Pour vous rétracter, une seule méthode fiable : la lettre recommandée avec accusé de réception. Envoyez-la au vendeur ou à son notaire, et gardez précieusement une copie. Pas de coup de fil, pas de SMS, pas d’email seul : la LRAR reste la preuve juridique qui vous protège.
- Comptez les 10 jours à partir du lendemain de la remise du compromis.
- Envoyez votre lettre avant minuit le dernier jour du délai.
- Conservez l’accusé de réception, il fait foi en cas de litige.
Si vous respectez ce délai, votre dépôt de garantie (généralement 5 à 10 % du prix de vente) vous est intégralement restitué. Le vendeur ne peut rien exiger de plus, la loi est claire sur ce point.
Et si le délai de 10 jours est dépassé ?
Passé ce délai légal, la situation se corse. Le compromis vous engage fermement, et se retirer devient nettement plus risqué financièrement.
Première option : activer une clause suspensive d’obtention de prêt. Prévue par la loi Scrivener, elle protège l’acheteur qui finance son achat par un crédit immobilier. Si votre banque refuse le prêt, ou si vous n’obtenez pas les conditions mentionnées dans le compromis (taux, durée, montant), vous pouvez annuler la vente sans pénalité.

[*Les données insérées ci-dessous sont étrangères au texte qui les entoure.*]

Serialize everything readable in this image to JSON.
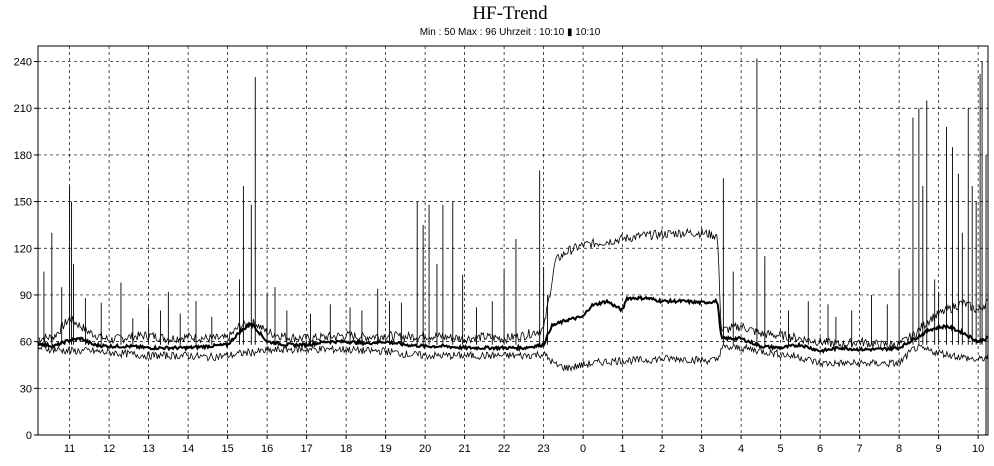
{
  "title": "HF-Trend",
  "subtitle": "Min : 50   Max : 96   Uhrzeit : 10:10 ▮ 10:10",
  "chart_data": {
    "type": "line",
    "title": "HF-Trend",
    "subtitle": "Min : 50   Max : 96   Uhrzeit : 10:10 ▮ 10:10",
    "xlabel": "",
    "ylabel": "",
    "ylim": [
      0,
      250
    ],
    "y_ticks": [
      0,
      30,
      60,
      90,
      120,
      150,
      180,
      210,
      240
    ],
    "x_ticks": [
      "11",
      "12",
      "13",
      "14",
      "15",
      "16",
      "17",
      "18",
      "19",
      "20",
      "21",
      "22",
      "23",
      "0",
      "1",
      "2",
      "3",
      "4",
      "5",
      "6",
      "7",
      "8",
      "9",
      "10"
    ],
    "x_range_hours": [
      10.2,
      34.25
    ],
    "grid": true,
    "series": [
      {
        "role": "max",
        "points": [
          [
            10.2,
            62
          ],
          [
            10.6,
            63
          ],
          [
            11,
            75
          ],
          [
            11.5,
            66
          ],
          [
            12,
            61
          ],
          [
            12.5,
            63
          ],
          [
            13,
            64
          ],
          [
            13.5,
            62
          ],
          [
            14,
            63
          ],
          [
            14.5,
            62
          ],
          [
            15,
            62
          ],
          [
            15.3,
            70
          ],
          [
            15.7,
            72
          ],
          [
            16,
            66
          ],
          [
            16.5,
            63
          ],
          [
            17,
            62
          ],
          [
            17.5,
            63
          ],
          [
            18,
            64
          ],
          [
            18.5,
            63
          ],
          [
            19,
            64
          ],
          [
            19.5,
            63
          ],
          [
            20,
            64
          ],
          [
            20.5,
            63
          ],
          [
            21,
            62
          ],
          [
            21.5,
            63
          ],
          [
            22,
            62
          ],
          [
            22.5,
            64
          ],
          [
            23,
            68
          ],
          [
            23.3,
            112
          ],
          [
            23.6,
            118
          ],
          [
            24,
            122
          ],
          [
            24.5,
            124
          ],
          [
            25,
            126
          ],
          [
            25.5,
            128
          ],
          [
            26,
            129
          ],
          [
            26.5,
            130
          ],
          [
            27,
            130
          ],
          [
            27.4,
            128
          ],
          [
            27.5,
            67
          ],
          [
            28,
            70
          ],
          [
            28.5,
            65
          ],
          [
            29,
            64
          ],
          [
            29.5,
            62
          ],
          [
            30,
            60
          ],
          [
            30.5,
            58
          ],
          [
            31,
            60
          ],
          [
            31.5,
            58
          ],
          [
            32,
            58
          ],
          [
            32.4,
            65
          ],
          [
            32.8,
            75
          ],
          [
            33.2,
            80
          ],
          [
            33.6,
            85
          ],
          [
            34,
            80
          ],
          [
            34.2,
            85
          ]
        ]
      },
      {
        "role": "mean",
        "points": [
          [
            10.2,
            59
          ],
          [
            10.6,
            57
          ],
          [
            11,
            61
          ],
          [
            11.3,
            62
          ],
          [
            11.6,
            58
          ],
          [
            12,
            57
          ],
          [
            12.5,
            57
          ],
          [
            13,
            56
          ],
          [
            13.5,
            56
          ],
          [
            14,
            56
          ],
          [
            14.5,
            57
          ],
          [
            15,
            58
          ],
          [
            15.3,
            66
          ],
          [
            15.6,
            72
          ],
          [
            16,
            60
          ],
          [
            16.5,
            58
          ],
          [
            17,
            58
          ],
          [
            17.5,
            60
          ],
          [
            18,
            60
          ],
          [
            18.5,
            59
          ],
          [
            19,
            60
          ],
          [
            19.5,
            58
          ],
          [
            20,
            57
          ],
          [
            20.5,
            57
          ],
          [
            21,
            56
          ],
          [
            21.5,
            56
          ],
          [
            22,
            56
          ],
          [
            22.5,
            56
          ],
          [
            23,
            58
          ],
          [
            23.2,
            70
          ],
          [
            23.6,
            74
          ],
          [
            24,
            76
          ],
          [
            24.2,
            83
          ],
          [
            24.6,
            86
          ],
          [
            25,
            80
          ],
          [
            25.1,
            88
          ],
          [
            25.6,
            88
          ],
          [
            26,
            86
          ],
          [
            26.5,
            86
          ],
          [
            27,
            85
          ],
          [
            27.4,
            86
          ],
          [
            27.5,
            62
          ],
          [
            28,
            62
          ],
          [
            28.5,
            57
          ],
          [
            29,
            56
          ],
          [
            29.5,
            58
          ],
          [
            30,
            54
          ],
          [
            30.5,
            56
          ],
          [
            31,
            55
          ],
          [
            31.5,
            55
          ],
          [
            32,
            56
          ],
          [
            32.4,
            62
          ],
          [
            32.8,
            68
          ],
          [
            33.2,
            70
          ],
          [
            33.6,
            66
          ],
          [
            34,
            60
          ],
          [
            34.2,
            62
          ]
        ]
      },
      {
        "role": "min",
        "points": [
          [
            10.2,
            56
          ],
          [
            10.6,
            55
          ],
          [
            11,
            54
          ],
          [
            11.5,
            54
          ],
          [
            12,
            53
          ],
          [
            12.5,
            52
          ],
          [
            13,
            51
          ],
          [
            13.5,
            51
          ],
          [
            14,
            51
          ],
          [
            14.5,
            50
          ],
          [
            15,
            51
          ],
          [
            15.5,
            53
          ],
          [
            16,
            54
          ],
          [
            16.5,
            55
          ],
          [
            17,
            55
          ],
          [
            17.5,
            55
          ],
          [
            18,
            55
          ],
          [
            18.5,
            54
          ],
          [
            19,
            54
          ],
          [
            19.5,
            52
          ],
          [
            20,
            51
          ],
          [
            20.5,
            51
          ],
          [
            21,
            51
          ],
          [
            21.5,
            51
          ],
          [
            22,
            51
          ],
          [
            22.5,
            51
          ],
          [
            23,
            52
          ],
          [
            23.3,
            45
          ],
          [
            23.6,
            43
          ],
          [
            24,
            45
          ],
          [
            24.5,
            47
          ],
          [
            25,
            48
          ],
          [
            25.5,
            48
          ],
          [
            26,
            49
          ],
          [
            26.5,
            49
          ],
          [
            27,
            48
          ],
          [
            27.4,
            48
          ],
          [
            27.5,
            56
          ],
          [
            28,
            56
          ],
          [
            28.5,
            54
          ],
          [
            29,
            52
          ],
          [
            29.5,
            50
          ],
          [
            30,
            46
          ],
          [
            30.5,
            46
          ],
          [
            31,
            46
          ],
          [
            31.5,
            46
          ],
          [
            32,
            46
          ],
          [
            32.4,
            56
          ],
          [
            32.8,
            54
          ],
          [
            33.2,
            52
          ],
          [
            33.6,
            50
          ],
          [
            34,
            48
          ],
          [
            34.2,
            50
          ]
        ]
      }
    ],
    "spikes": [
      [
        10.35,
        105
      ],
      [
        10.55,
        130
      ],
      [
        10.8,
        95
      ],
      [
        11,
        160
      ],
      [
        11.05,
        150
      ],
      [
        11.1,
        110
      ],
      [
        11.4,
        88
      ],
      [
        11.8,
        85
      ],
      [
        12.3,
        98
      ],
      [
        12.6,
        75
      ],
      [
        13,
        82
      ],
      [
        13.3,
        80
      ],
      [
        13.5,
        92
      ],
      [
        13.8,
        78
      ],
      [
        14.2,
        86
      ],
      [
        14.6,
        76
      ],
      [
        15.3,
        100
      ],
      [
        15.4,
        160
      ],
      [
        15.6,
        148
      ],
      [
        15.7,
        230
      ],
      [
        16.0,
        90
      ],
      [
        16.2,
        95
      ],
      [
        16.5,
        80
      ],
      [
        17.1,
        78
      ],
      [
        17.6,
        84
      ],
      [
        18.1,
        82
      ],
      [
        18.4,
        80
      ],
      [
        18.8,
        94
      ],
      [
        19.1,
        86
      ],
      [
        19.4,
        85
      ],
      [
        19.8,
        150
      ],
      [
        19.95,
        135
      ],
      [
        20.1,
        148
      ],
      [
        20.3,
        110
      ],
      [
        20.45,
        148
      ],
      [
        20.7,
        150
      ],
      [
        20.95,
        103
      ],
      [
        21.3,
        82
      ],
      [
        21.7,
        86
      ],
      [
        22,
        106
      ],
      [
        22.3,
        126
      ],
      [
        22.9,
        170
      ],
      [
        23.0,
        108
      ],
      [
        23.1,
        90
      ],
      [
        27.55,
        165
      ],
      [
        27.8,
        105
      ],
      [
        28.4,
        242
      ],
      [
        28.6,
        115
      ],
      [
        29.2,
        80
      ],
      [
        29.7,
        86
      ],
      [
        30.2,
        84
      ],
      [
        30.4,
        76
      ],
      [
        30.8,
        80
      ],
      [
        31.3,
        90
      ],
      [
        31.7,
        84
      ],
      [
        32.0,
        106
      ],
      [
        32.35,
        204
      ],
      [
        32.5,
        210
      ],
      [
        32.6,
        160
      ],
      [
        32.7,
        215
      ],
      [
        32.9,
        100
      ],
      [
        33.0,
        92
      ],
      [
        33.2,
        198
      ],
      [
        33.35,
        185
      ],
      [
        33.5,
        168
      ],
      [
        33.6,
        130
      ],
      [
        33.75,
        210
      ],
      [
        33.85,
        160
      ],
      [
        33.95,
        150
      ],
      [
        34.05,
        232
      ],
      [
        34.1,
        240
      ],
      [
        34.2,
        180
      ]
    ]
  }
}
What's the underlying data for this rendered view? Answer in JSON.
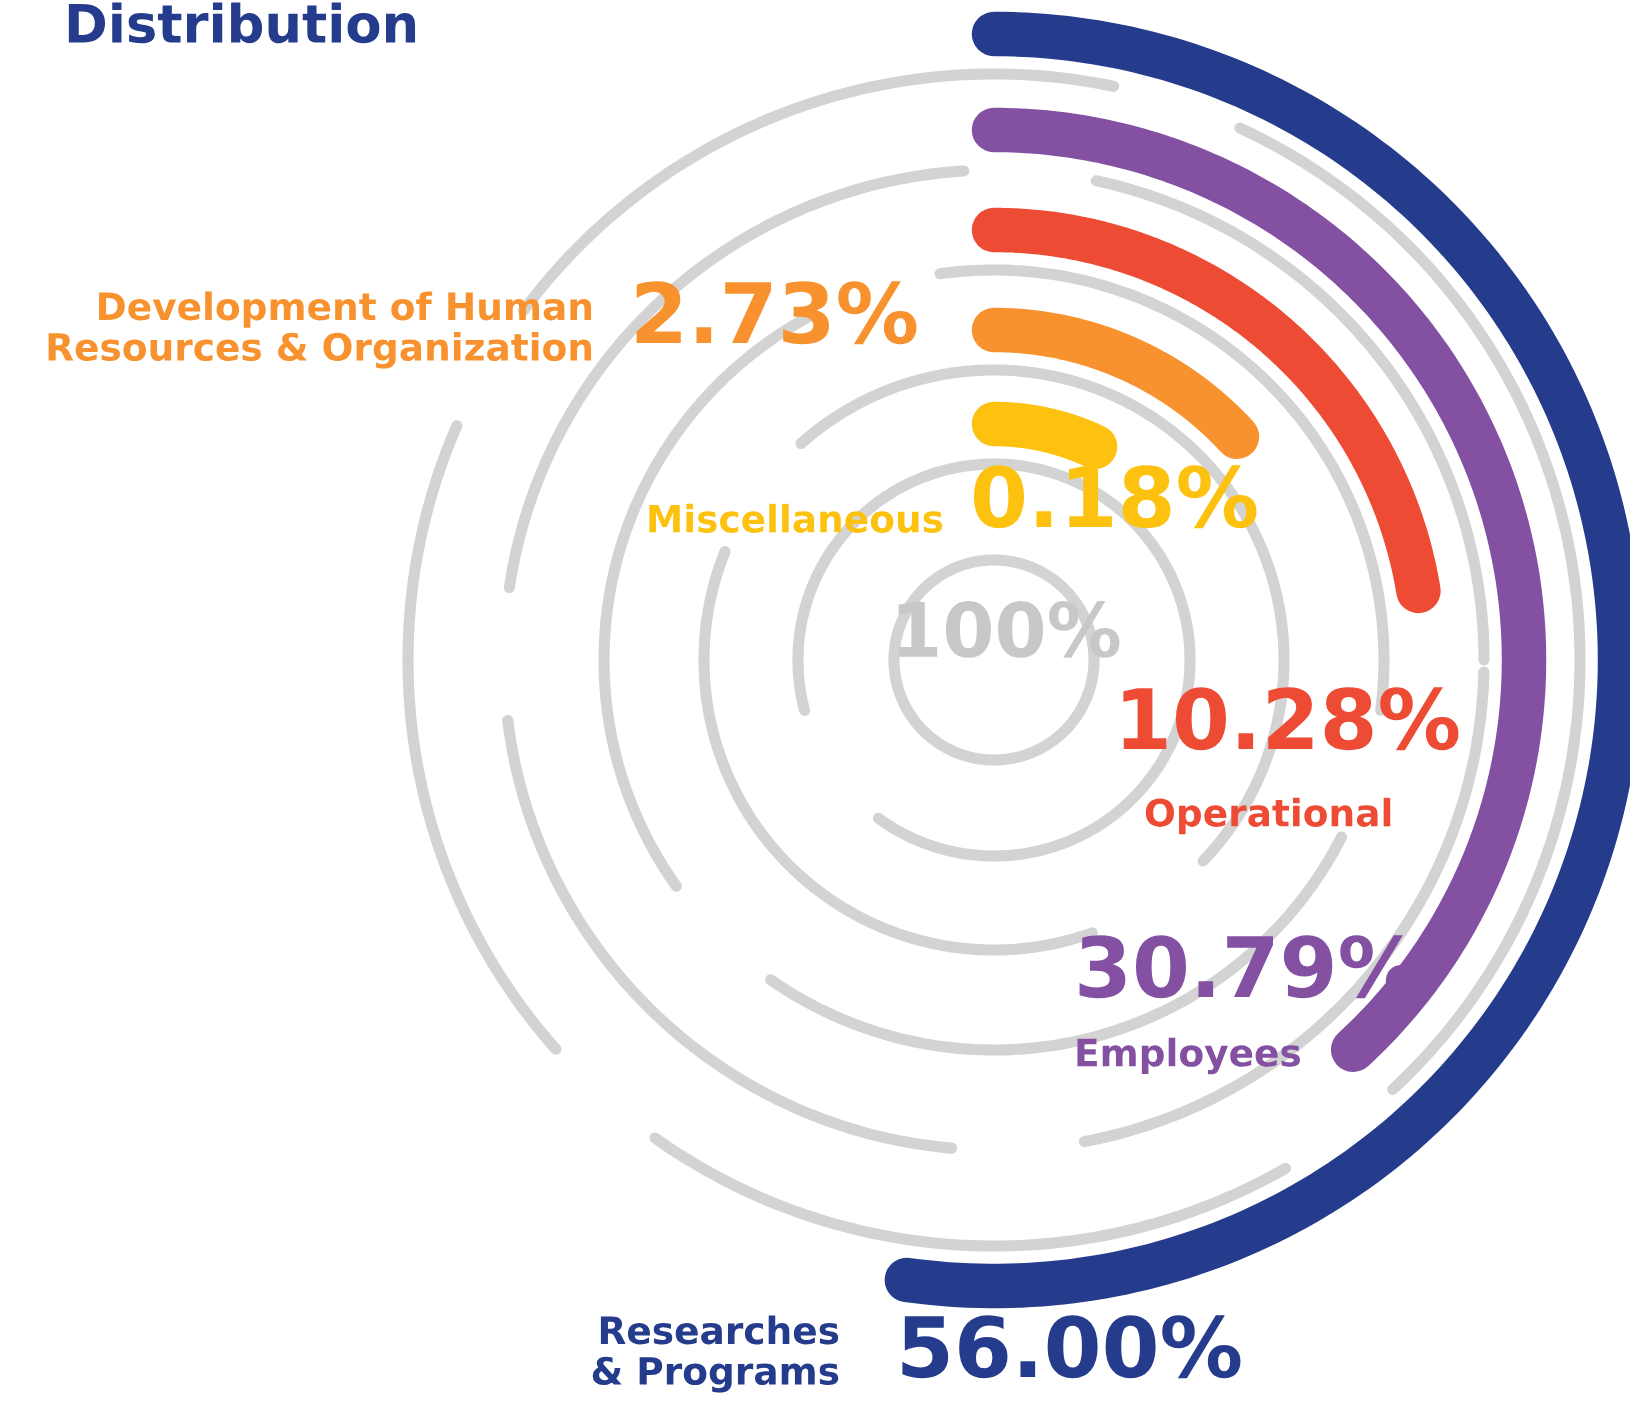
{
  "chart_data": {
    "type": "other",
    "title": "Distribution",
    "categories": [
      "Researches\n& Programs",
      "Employees",
      "Operational",
      "Development of Human\nResources & Organization",
      "Miscellaneous"
    ],
    "values": [
      56.0,
      30.79,
      10.28,
      2.73,
      0.18
    ],
    "value_labels": [
      "56.00%",
      "30.79%",
      "10.28%",
      "2.73%",
      "0.18%"
    ],
    "colors": [
      "#253b8c",
      "#8350a2",
      "#ee4b35",
      "#f7922e",
      "#fdc20f"
    ],
    "annotations": [
      "100%"
    ]
  }
}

Attention toutefois : cette clause a des limites strictes ! Vous devez prouver que vous avez réellement déposé des demandes de prêt conformes aux conditions inscrites au compromis. Un simple refus de complaisance, sans démarche sérieuse auprès des banques, peut être considéré comme un montage abusif par le vendeur.
D’après une étude de l’ANIL (Agence Nationale pour l’Information sur le Logement), près de 60 % des désistements post-délai de rétractation s’appuient sur la clause suspensive de prêt. C’est de loin le motif d’annulation le plus courant.

La clause de dédit, une échappatoire payante
Certains compromis prévoient une clause de dédit. Elle permet à l’acheteur de se rétracter en contrepartie d’une somme fixée à l’avance, souvent équivalente au dépôt de garantie. C’est cher, mais ça reste une porte de sortie légale et négociée.
Sans clause de dédit, refuser de signer l’acte authentique de vente chez le notaire vous expose à des poursuites. Le vendeur peut alors réclamer l’exécution forcée de la vente devant le tribunal, ou exiger des dommages et intérêts via une clause pénale prévue au compromis.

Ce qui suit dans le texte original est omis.